Selim bir sigara yakarken Ömer ve Ben susmuş yüzümüze çarpılan gerçeğin ne kadarını anlaya bildiğimizi düşünüyorduk. Ömerin gerilen yüz hatlarına bakıyor kendi suratımın ne hale gelmiş olabileceğini merak ediyordum.
İsmet ise hiçbirimizi umursamamış bir halde bardakları demliği tüpü toplamaya çalışıyordu.
Selim ona dönerek
- Senin yol hikayene geldik oturda dinle. İsmet kendisine emir verilmesinden hoşlanmamış bir halde Selime bakarak oturdu.
Selim sigarasından derin bir nefes çekerek devam etti.
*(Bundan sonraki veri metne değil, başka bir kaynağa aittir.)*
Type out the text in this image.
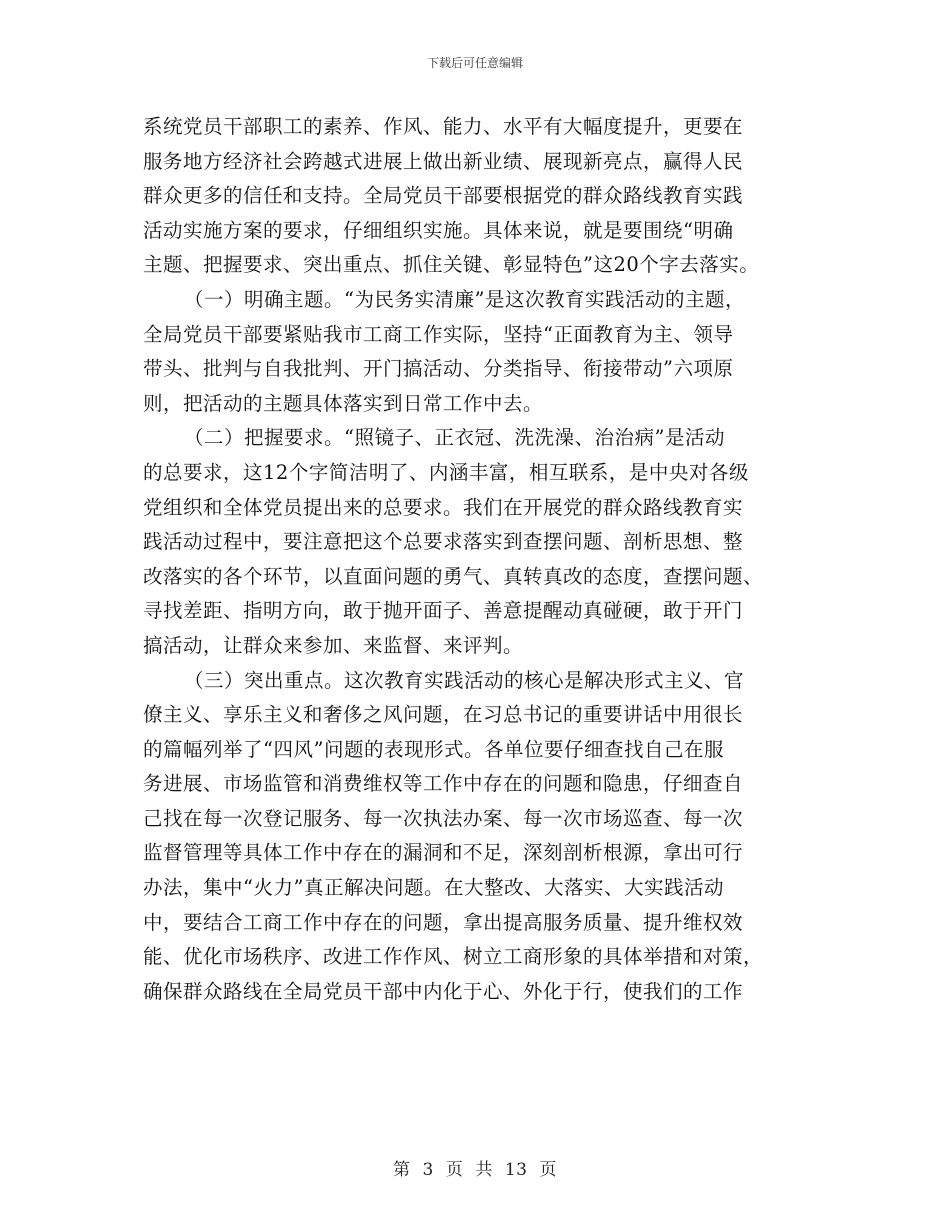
下载后可任意编辑
系统党员干部职工的素养、作风、能力、水平有大幅度提升，更要在
服务地方经济社会跨越式进展上做出新业绩、展现新亮点，赢得人民
群众更多的信任和支持。全局党员干部要根据党的群众路线教育实践
活动实施方案的要求，仔细组织实施。具体来说，就是要围绕“明确
主题、把握要求、突出重点、抓住关键、彰显特色”这20个字去落实。
（一）明确主题。“为民务实清廉”是这次教育实践活动的主题，
全局党员干部要紧贴我市工商工作实际，坚持“正面教育为主、领导
带头、批判与自我批判、开门搞活动、分类指导、衔接带动”六项原
则，把活动的主题具体落实到日常工作中去。
（二）把握要求。“照镜子、正衣冠、洗洗澡、治治病”是活动
的总要求，这12个字简洁明了、内涵丰富，相互联系，是中央对各级
党组织和全体党员提出来的总要求。我们在开展党的群众路线教育实
践活动过程中，要注意把这个总要求落实到查摆问题、剖析思想、整
改落实的各个环节，以直面问题的勇气、真转真改的态度，查摆问题、
寻找差距、指明方向，敢于抛开面子、善意提醒动真碰硬，敢于开门
搞活动，让群众来参加、来监督、来评判。
（三）突出重点。这次教育实践活动的核心是解决形式主义、官
僚主义、享乐主义和奢侈之风问题，在习总书记的重要讲话中用很长
的篇幅列举了“四风”问题的表现形式。各单位要仔细查找自己在服
务进展、市场监管和消费维权等工作中存在的问题和隐患，仔细查自
己找在每一次登记服务、每一次执法办案、每一次市场巡查、每一次
监督管理等具体工作中存在的漏洞和不足，深刻剖析根源，拿出可行
办法，集中“火力”真正解决问题。在大整改、大落实、大实践活动
中，要结合工商工作中存在的问题，拿出提高服务质量、提升维权效
能、优化市场秩序、改进工作作风、树立工商形象的具体举措和对策，
确保群众路线在全局党员干部中内化于心、外化于行，使我们的工作
第 3 页 共 13 页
- Kanka bizim yol hikayemiz rahat batması sadece senin değil benimde Şu ikisine göre ikimizde maddi durumu gayet yerinde ama sevgisiz ailelerden geldik. Ben misal babama hiç sarılmış değilim ya sen sende değilsin. Hata yaptığımızda tokat yemedik hatamız hasır altı edildi şımardık. Ve bu yüzden şımarıklığımızın geçmesi için yoldayız. Kaybetmek için sen Yasemin olayına bu yüzden bu kadar taktın hayatında ilk kez terk edildin bende ilk terk edilişimde böyle oldum. Bakın bu yolun sonu kendimizle hesaplaşmaya gidiyor hesabınızı iyi yapın. Yada yapmayın bizim yolda olmamızın sebepleri şüphesiz bunlar.
Hepimiz sigara yakarak sustuk yoldan geçen araçlar bazen yavaşlayarak bize bakıyor bazende uzun uzun korna çalıyorlardı. Programlanmış gibi yerimizden kalkarak kahkaha atmaya başladık. Delilik bir kez içinize girdiğinde pek birşeyin farkına varamıyor insan. Tüpü demliği ve diğer herşeyi toplayıp bagaja attık. Araca bindiğimizde hala kahkaha arıyorduk. Selim ve İsmet önde Ömer ve Ben arkadaydık.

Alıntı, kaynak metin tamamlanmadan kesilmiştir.